I already proved that $$ H_{p}(S^{1})=\begin{cases} \mathbb{R} & ,p=0,1\\ 0 & ,\mbox{ otherwise} \end{cases} $$
I now want to prove that $$ H_{p}(S^{2})=\begin{cases} \mathbb{R} & ,p=0,2\\ 0 & ,\mbox{ otherwise} \end{cases} $$
Consider the 2-sphere $S^{2}$ with poles $N=(0,0,1)$ and $S=(0,0,-1)$. Let $U=S^{2}\backslash\{N\}$ and $V=S^{2}\backslash\{S\}$. Notice that $$ U\cap V=S^{2}\backslash\{S,N\}\cong S^{1}\times\mathbb{R}\simeq S^{1} $$
where $\cong$ denotes the homeomorphism relation and $\simeq$ denotes the homotopy equivalence relation.
The Mayer-Vietoris Sequence is
$$ \begin{array}{cccccccc} 0 & \rightarrow & H_{0}(S^{2}) & \rightarrow & H_{0}(U)\oplus H_{0}(V) & \rightarrow & H_{0}(U\cap V) & \rightarrow\\ & \rightarrow & H_{1}(S^{2}) & \rightarrow & H_{1}(U)\oplus H_{1}(V) & \rightarrow & H_{1}(U\cap V) & \rightarrow\\ & \rightarrow & ... \end{array} $$
Now, $H_{0}(S^{2})=\mathbb{R}$ because $S^{2}$ has one connected component. For the same reason, $H_{0}(U)=H_{0}(V)=H_{0}(U\cap V)=\mathbb{R}$.
Also, $U$ and $V$ are homotopically equivalent to $\mathbb{R}^{2}$. Hence,
$$ H_{p}(U)=H_{p}(V)=H_{p}(\mathbb{R}^{2})=\begin{cases} \mathbb{R} & ,p=0\\ 0 & ,\mbox{ otherwise} \end{cases} $$
and, since $U\cap V\simeq S^{1}$, we have $H_{p}(U\cap V)=H_{p}(S^{1})$.
Thus, we can rewrite the MVS as follows:
$$ \begin{array}{cccccccc} 0 & \rightarrow & \mathbb{R} & \rightarrow & \mathbb{R}\oplus\mathbb{R} & \rightarrow & \mathbb{R} & \rightarrow\\ & \rightarrow & H_{1}(S^{2}) & \rightarrow & 0 & \rightarrow & H_{1}(S^{1})=\mathbb{R} & \rightarrow\\ & \rightarrow & H_{2}(S^{2}) & \rightarrow & 0 & \rightarrow & H_{2}(S^{1})=0 & \rightarrow\\ & \rightarrow & 0 & \rightarrow & 0 & \rightarrow & ... \end{array} $$
And now I use a theorem that I read in Tu's book:
Let $0\rightarrow A^{0}\rightarrow A^{1}\rightarrow...\rightarrow A^{m}\rightarrow0$ be an exact sequence of finite-dimensional vector spaces.

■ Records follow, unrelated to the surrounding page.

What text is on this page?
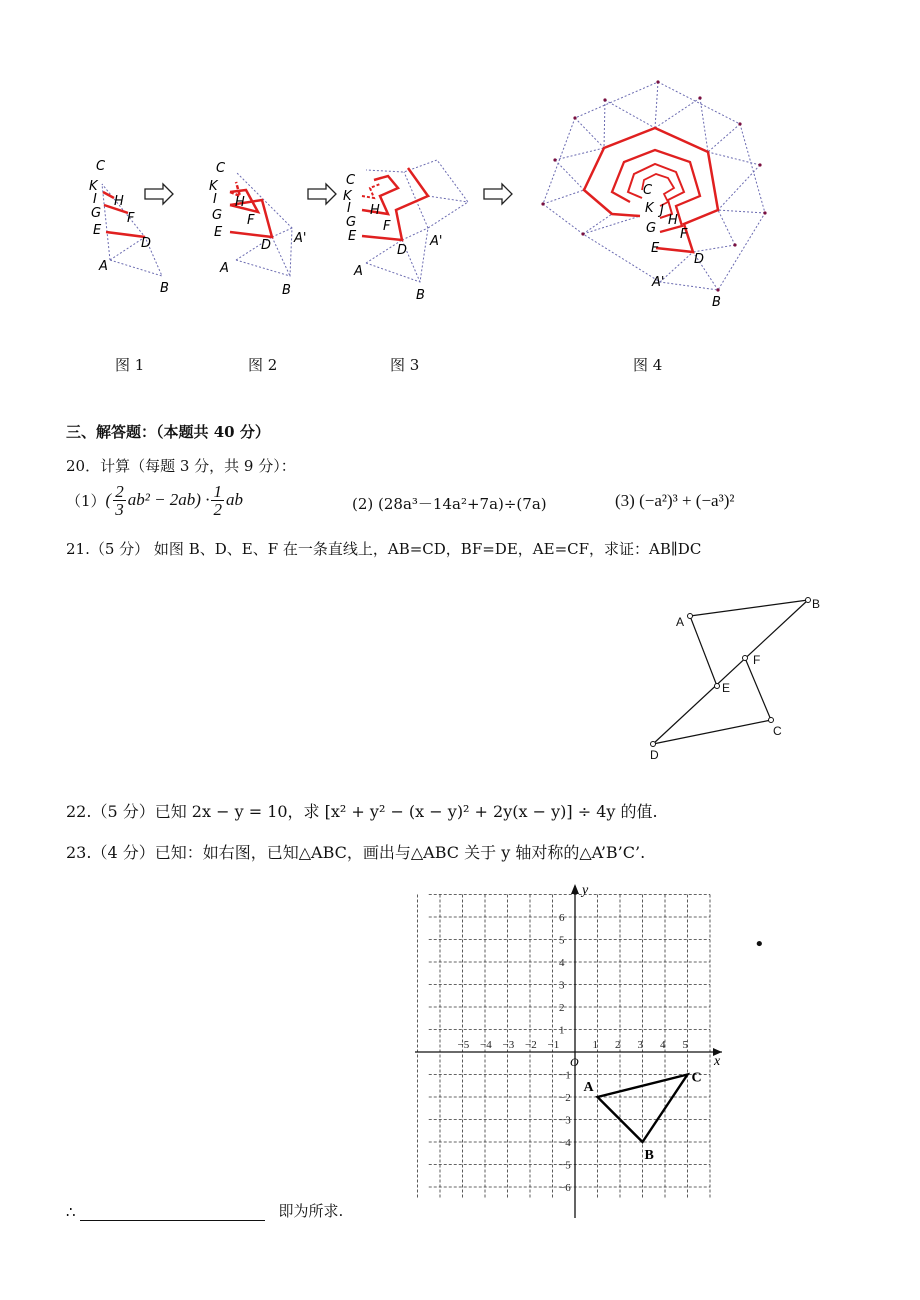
C
K
I H
G F
E
D
A
B
C
K
I H
G F
E
D A'
A
B
C
K
I H
G F
E
D
A'
A
B
C
K J
H
G F
E
D
A'
B
图 1	图 2	图 3	图 4
三、解答题：（本题共 40 分）
20．计算（每题 3 分，共 9 分）：
（1） ( $\frac{2}{3} ab^2 - 2ab) \cdot \frac{1}{2}$ ab	(2) (28a³－14a²+7a)÷(7a)	(3) (−a²)³ + (−a³)²
21.（5 分） 如图 B、D、E、F 在一条直线上，AB=CD，BF=DE，AE=CF，求证：AB∥DC
A
B
F
E
C
D
22.（5 分）已知 2x − y = 10，求 [x² + y² − (x − y)² + 2y(x − y)] ÷ 4y 的值.
23.（4 分）已知：如右图，已知△ABC，画出与△ABC 关于 y 轴对称的△A’B’C’.
x
y
O
−5 −4 −3 −2 −1	1 2 3 4 5
6
5
4
3
2
1
−1
−2
−3
−4
−5
−6
A
B
C
•
∴	即为所求.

Then, $$ \underset{k=0}{\overset{m}{\sum}}(-1)^{k}\dim A^{k}=0 $$
In our case, if we restrict ourselves to the exact sequence $$ \begin{array}{cccccccc} 0 & \rightarrow & \mathbb{R} & \rightarrow & \mathbb{R}\oplus\mathbb{R} & \rightarrow & \mathbb{R} & \rightarrow\\ & \rightarrow & H_{1}(S^{2}) & \rightarrow & 0 & \rightarrow & H_{1}(S^{1})=\mathbb{R} & \rightarrow\\ & \rightarrow & H_{2}(S^{2}) & \rightarrow & 0 \end{array} $$ we get
$$ 1-2+1-x_{1}+0-1+x_{2}=0 $$
with $x_{1}=\dim H_{1}(S^{2})$ and $x_{2}=\dim H_{2}(S^{2})$.
So $$ x_{2}-x_{1}=1 $$
One option is obviously $x_{2}=1$ and $x_{1}=0$. But how can I show that the other options are incorrect? Also, just because $\dim H_{2}(S^{2})$ does that mean that $H_{2}(S^{2})=\mathbb{R}$? (I think I saw this argument being made before). Why?
Part of your long exact sequence is $$0\to H^1(S^1)=\Bbb R\to H^2(S^2)\to0.$$ This already shows that $H^1(S^1)$ and $H^2(S^2)$ are isomorphic, so $x_2=1$.